Uber Data Breach - Industry Comment from Arbor Networks
November 2017 by Arbor Networks
Following the news that Uber has been involved in a data breach that has effected 57 million customers and drivers, and paid the hackers $100,000 to delete the stolen data, the comments from Darren Anstee, Chief Technology Officer at Arbor Networks.
“Customers trust companies to keep their data secure, but it is a sad reality that hackers can sometimes get through. How a brand or company reacts to this scenario can be the difference between long-term reputational damage and a renewal of customer trust.

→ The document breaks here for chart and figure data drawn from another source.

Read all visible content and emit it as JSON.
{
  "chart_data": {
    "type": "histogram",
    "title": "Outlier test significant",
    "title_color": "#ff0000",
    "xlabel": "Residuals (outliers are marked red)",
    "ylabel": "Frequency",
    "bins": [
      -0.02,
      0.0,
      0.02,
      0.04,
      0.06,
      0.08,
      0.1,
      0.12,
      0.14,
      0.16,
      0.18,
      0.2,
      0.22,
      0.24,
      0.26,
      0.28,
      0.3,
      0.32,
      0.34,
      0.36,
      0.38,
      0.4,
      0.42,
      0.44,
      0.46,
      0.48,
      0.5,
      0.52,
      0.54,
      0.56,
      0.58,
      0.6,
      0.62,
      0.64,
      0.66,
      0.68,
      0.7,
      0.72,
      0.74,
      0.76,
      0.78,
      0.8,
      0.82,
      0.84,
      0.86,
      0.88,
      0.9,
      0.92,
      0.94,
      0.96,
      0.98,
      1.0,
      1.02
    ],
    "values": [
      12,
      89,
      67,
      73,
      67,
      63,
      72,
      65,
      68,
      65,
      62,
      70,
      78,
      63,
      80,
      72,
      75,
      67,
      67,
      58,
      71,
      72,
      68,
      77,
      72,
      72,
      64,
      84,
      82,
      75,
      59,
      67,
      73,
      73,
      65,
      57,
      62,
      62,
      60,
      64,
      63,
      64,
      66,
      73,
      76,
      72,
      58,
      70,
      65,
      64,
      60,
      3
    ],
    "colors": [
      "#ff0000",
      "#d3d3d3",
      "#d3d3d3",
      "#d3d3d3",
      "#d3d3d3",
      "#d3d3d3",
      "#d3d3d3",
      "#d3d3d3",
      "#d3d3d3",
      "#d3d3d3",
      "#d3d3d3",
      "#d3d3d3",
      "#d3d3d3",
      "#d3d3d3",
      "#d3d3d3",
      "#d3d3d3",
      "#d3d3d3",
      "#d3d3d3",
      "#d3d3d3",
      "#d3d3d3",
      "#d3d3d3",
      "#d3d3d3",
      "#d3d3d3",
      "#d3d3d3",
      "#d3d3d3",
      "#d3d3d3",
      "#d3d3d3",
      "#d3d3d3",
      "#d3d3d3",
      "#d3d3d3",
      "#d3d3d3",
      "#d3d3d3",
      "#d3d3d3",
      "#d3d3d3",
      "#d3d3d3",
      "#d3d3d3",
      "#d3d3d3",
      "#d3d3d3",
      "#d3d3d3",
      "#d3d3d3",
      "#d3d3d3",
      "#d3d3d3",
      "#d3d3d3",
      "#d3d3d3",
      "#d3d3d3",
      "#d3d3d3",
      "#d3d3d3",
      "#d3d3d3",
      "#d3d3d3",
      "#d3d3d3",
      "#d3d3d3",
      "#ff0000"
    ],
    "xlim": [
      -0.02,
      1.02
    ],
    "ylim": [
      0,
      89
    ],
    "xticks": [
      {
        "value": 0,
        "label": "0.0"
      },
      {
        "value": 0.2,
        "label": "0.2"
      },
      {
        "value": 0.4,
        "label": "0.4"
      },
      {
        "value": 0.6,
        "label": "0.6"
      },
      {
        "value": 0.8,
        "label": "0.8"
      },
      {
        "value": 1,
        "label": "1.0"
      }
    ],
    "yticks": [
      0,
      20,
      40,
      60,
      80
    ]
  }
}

“Uber’s failure to disclose this hack might have seemed the best course of action at the time, but, as today’s headlines show, the priority must always be to notify customers as soon as an accurate picture of what has occurred emerges. This empowers customers to take steps to secure their own data, such as updating passwords if they have used similar credentials for multiple services. Companies can then communicate what steps they are taking to prevent a breach reoccurring. In this instance, Uber had an obligation to tell customers, and they also had an obligation to disclose this breach to the government. Uber should take this opportunity to re-examine their policies and ensure their guidelines help foster a good cyber security culture within their organisation.
“What’s particularly unsettling about this situation, is Uber’s willingness to pay hackers to keep quiet. Such financial rewards could set a dangerous precedent that might encourage more attacks in the future. The good news is that, from next year, GDPR will compel companies to report such data breaches. There will be no hiding, so companies must ensure their processes are up to scratch. What is important is that companies proactively implement technologies and processes that manage the risk this regulation is designed to address, instead of taking minimal action just so they can comply.
“The impact of data breaches can be significant, with knock-on effects on the business itself, customers and/or end-users. Businesses need to make sure they minimise their risk appropriately, and have a plan in place for if something goes wrong.”